Nanoscience topics are based on quantum mechanics and are challenging to everyone, especially for teachers that may have had excellent scientific training but have been out of college and the research environment for years/decades or for teachers that may have not have strong science backgrounds when they entered teaching. In 3 days, can we teach teachers about how gold nanoshells work via plasmon resonance, how scanning tunneling microscopes (STM) work via electron tunneling, how different chiral structures in nanotubes lead to different properties (metal or semiconductors), or how how the fluorescence of quantum dots is determined by it size because quantum confinement? In 3 days can teachers learn enough about any nanoscience topic to feel confident enough to teach it to their classes? In 3 days, can teachers take this newly acquired knowledge and tailor it to meet the needs of their students, align the requirements of the testing bodies, and are within the limited budgets of their science labs?

There are lots of articles, infomercials, products that claim to help people learn things fast: to read, to paint, to play piano, to manage effectively, to lose weight, to get abs of steel, learn latin. However, the real secret, and it is no secret, is time and practice. How long does it take to learn to be a surgeon, or a concert pianist, or an effective teacher, or great computer programmer?

Peter Norvig, the Director of Research at Google, has the "the best job in the world at the best company in the world" and some interesting essays on line, including Teach Yourself Programming in Ten Years http://norvig.com/21-days.html. In this article, he discusses how long it takes to really master a subject. He reiterates that people learn by doing, that people learn things over time, that we are always in such a rush to learn or teach something that we don't really accomplish our goals.

I run a teacher internship program and a full semester course CHEM 570 Nanotechnology for Teachers. I don't want to train teachers to be come nanoscience researchers. It takes a minimum of 10 years+ to become a research scientist (4 years undergrad, 4-6 years in graduate school, and then postdoctoral research). It probably takes even longer become an effective high school teacher (and a lot of patience, management skills and emotional maturity). However, if we are going to spend taxpayer money on nanoscience training, I do want to make it effective. I want teachers to learn about new developments in physical science, bring these applications back to their classrooms and translate these findings into lessons where kids have real learning experiences that will help them learn scientific content, motivate them to study/do homework/pay attention in class(this is one of the real issues with American students), perhaps think about careers in science and engineering, and to become adults who are scientifically literate.

It is my belief that we need to rethink these short courses and workshops for teachers in nanotechnology.
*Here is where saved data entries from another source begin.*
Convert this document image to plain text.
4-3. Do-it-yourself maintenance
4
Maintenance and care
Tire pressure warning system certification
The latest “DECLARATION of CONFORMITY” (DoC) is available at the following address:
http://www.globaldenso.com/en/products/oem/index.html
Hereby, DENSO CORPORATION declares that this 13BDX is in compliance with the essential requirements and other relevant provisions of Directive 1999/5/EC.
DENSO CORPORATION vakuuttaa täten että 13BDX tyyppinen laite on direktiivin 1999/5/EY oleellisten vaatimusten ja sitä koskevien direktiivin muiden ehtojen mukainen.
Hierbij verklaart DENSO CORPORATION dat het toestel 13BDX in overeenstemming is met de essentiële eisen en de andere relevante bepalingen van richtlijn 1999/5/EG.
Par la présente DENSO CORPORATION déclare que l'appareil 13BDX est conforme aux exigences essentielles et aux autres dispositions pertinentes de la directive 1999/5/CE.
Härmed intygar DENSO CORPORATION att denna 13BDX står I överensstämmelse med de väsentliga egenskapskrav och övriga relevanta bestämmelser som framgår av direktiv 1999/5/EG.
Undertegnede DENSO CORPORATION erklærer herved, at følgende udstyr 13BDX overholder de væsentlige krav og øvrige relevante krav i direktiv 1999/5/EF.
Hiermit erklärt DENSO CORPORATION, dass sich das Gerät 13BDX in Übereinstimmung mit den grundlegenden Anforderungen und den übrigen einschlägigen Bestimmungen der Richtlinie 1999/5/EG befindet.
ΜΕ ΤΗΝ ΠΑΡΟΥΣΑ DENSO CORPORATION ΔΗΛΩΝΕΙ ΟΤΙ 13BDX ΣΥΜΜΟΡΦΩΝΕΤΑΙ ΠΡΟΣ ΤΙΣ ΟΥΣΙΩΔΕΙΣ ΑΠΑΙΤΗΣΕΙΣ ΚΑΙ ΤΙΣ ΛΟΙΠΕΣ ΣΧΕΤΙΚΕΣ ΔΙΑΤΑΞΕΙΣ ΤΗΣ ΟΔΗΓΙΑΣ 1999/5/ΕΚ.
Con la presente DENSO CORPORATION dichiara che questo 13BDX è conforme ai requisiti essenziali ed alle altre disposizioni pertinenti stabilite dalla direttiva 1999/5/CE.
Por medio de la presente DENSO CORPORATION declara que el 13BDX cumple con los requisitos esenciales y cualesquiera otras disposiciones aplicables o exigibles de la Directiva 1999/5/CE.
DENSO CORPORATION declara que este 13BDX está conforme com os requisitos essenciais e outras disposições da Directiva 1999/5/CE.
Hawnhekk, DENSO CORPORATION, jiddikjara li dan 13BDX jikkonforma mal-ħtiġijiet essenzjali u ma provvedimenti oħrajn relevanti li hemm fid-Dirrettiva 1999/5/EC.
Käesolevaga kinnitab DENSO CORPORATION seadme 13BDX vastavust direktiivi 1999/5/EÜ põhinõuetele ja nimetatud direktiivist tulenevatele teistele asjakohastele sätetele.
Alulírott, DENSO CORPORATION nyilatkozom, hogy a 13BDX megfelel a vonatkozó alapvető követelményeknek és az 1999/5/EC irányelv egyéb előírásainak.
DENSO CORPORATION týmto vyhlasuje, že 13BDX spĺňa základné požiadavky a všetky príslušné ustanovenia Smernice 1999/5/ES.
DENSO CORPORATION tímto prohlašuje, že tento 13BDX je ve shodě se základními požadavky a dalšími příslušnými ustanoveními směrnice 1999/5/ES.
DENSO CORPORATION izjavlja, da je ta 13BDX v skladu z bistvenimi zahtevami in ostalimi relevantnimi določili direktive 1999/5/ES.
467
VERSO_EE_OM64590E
We need to slow down and engage teachers over an extended period. We need a long term commitment to teaching advanced scientific content and helping teachers use it in their classrooms. Isolated workshops may be engaging and beneficial but it is too separated from the teacher's curriculum. Just in time teaching, ie. teaching the content to the teachers, when they are teaching the subjects in their classes and making it relevant to their teaching goals, will make these programs more effective.